On the way down from Ohau, didn't take any pictures up there because it was overcast and icy as shit, which all cleared once lifts shut.









Treble Cone








With my crazy Swedish skier friend, riding with him helped push my skills to the next level, he hauls ass. 








Off the back








Friendly Kea on top of TC








*Kea's









Remarkables, didn't take many pics because the spring riding was too good! We put most of those tracks in that afternoon hah. 










Looking across Lake Tekapo to where I lived for the season, with clouds rolling over the mountains.









Aaaaaaaaaand that's probably all, dislocated my shoulder yesterday and the last field I could get to closes on the 11th of October. Haven't seen the physio yet and would like an MRI, best case scenario I may do 1 more day on the 8th or so just so I can say the injury didn't end my season. Gutting as I have now until then to be able to ride every day, guess I'll be hiking instead.


----------



## Phedder (Sep 13, 2014)

And perfect timing, my work mate just uploaded this pic from the Baumann Glacier. I work for a Helicopter company over summer, we can get dropped off here around 4pm, sunlight until 9ish, up again at 5am, and picked up around 9.30am again. So my season isn't totally over, just delayed...


----------



## Manicmouse (Apr 7, 2014)

Thanks for sharing the photos. The core shot sucks!!

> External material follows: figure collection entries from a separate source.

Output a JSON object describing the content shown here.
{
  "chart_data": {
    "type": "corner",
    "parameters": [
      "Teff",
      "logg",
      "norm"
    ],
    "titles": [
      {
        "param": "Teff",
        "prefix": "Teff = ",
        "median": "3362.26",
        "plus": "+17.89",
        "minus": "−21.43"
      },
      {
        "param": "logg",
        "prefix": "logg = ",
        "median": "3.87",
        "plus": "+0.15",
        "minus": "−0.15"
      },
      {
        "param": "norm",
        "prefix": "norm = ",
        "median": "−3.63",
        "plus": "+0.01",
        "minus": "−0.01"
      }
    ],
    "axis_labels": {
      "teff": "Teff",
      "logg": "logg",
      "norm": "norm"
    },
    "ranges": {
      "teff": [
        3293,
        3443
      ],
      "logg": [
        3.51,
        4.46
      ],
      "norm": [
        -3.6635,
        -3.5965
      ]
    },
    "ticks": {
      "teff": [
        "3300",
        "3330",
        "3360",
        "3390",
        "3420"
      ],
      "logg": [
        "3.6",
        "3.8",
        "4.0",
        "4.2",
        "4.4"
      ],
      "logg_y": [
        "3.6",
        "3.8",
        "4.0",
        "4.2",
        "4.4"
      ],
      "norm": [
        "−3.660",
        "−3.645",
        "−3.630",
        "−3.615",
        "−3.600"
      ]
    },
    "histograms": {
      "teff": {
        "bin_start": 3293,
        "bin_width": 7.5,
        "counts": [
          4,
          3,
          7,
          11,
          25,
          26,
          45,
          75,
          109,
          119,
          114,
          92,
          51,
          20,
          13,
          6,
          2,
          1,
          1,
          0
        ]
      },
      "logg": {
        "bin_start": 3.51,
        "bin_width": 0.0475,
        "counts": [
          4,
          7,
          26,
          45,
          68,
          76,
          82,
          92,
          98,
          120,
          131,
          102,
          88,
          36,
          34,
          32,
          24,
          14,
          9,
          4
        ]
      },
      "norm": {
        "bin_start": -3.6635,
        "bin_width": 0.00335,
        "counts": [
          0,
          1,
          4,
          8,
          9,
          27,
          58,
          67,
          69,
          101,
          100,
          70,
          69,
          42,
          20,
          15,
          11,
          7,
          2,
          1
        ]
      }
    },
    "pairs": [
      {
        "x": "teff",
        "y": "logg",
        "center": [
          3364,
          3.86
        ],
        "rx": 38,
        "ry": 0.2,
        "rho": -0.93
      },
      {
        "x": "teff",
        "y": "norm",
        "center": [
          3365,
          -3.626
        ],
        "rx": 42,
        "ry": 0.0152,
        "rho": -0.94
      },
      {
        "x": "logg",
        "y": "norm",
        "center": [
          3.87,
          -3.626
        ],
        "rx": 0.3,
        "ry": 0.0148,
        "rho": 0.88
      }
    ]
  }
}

I'll add 4 photos from yesterday on Turoa. Bluebird day, no wind. Hard pack softened by about 1pm.

Empty mountain on a springtime Thursday 









A few more people appear









Did a couple of off-piste runs on the glacier, best runs of the day. Snow soft enough to carve some nice lines at speed.


















... and that was the end of my pathetically short season.

Turoa early bird passes on sale already for 2016. $445! Days passes were $95 this year.


----------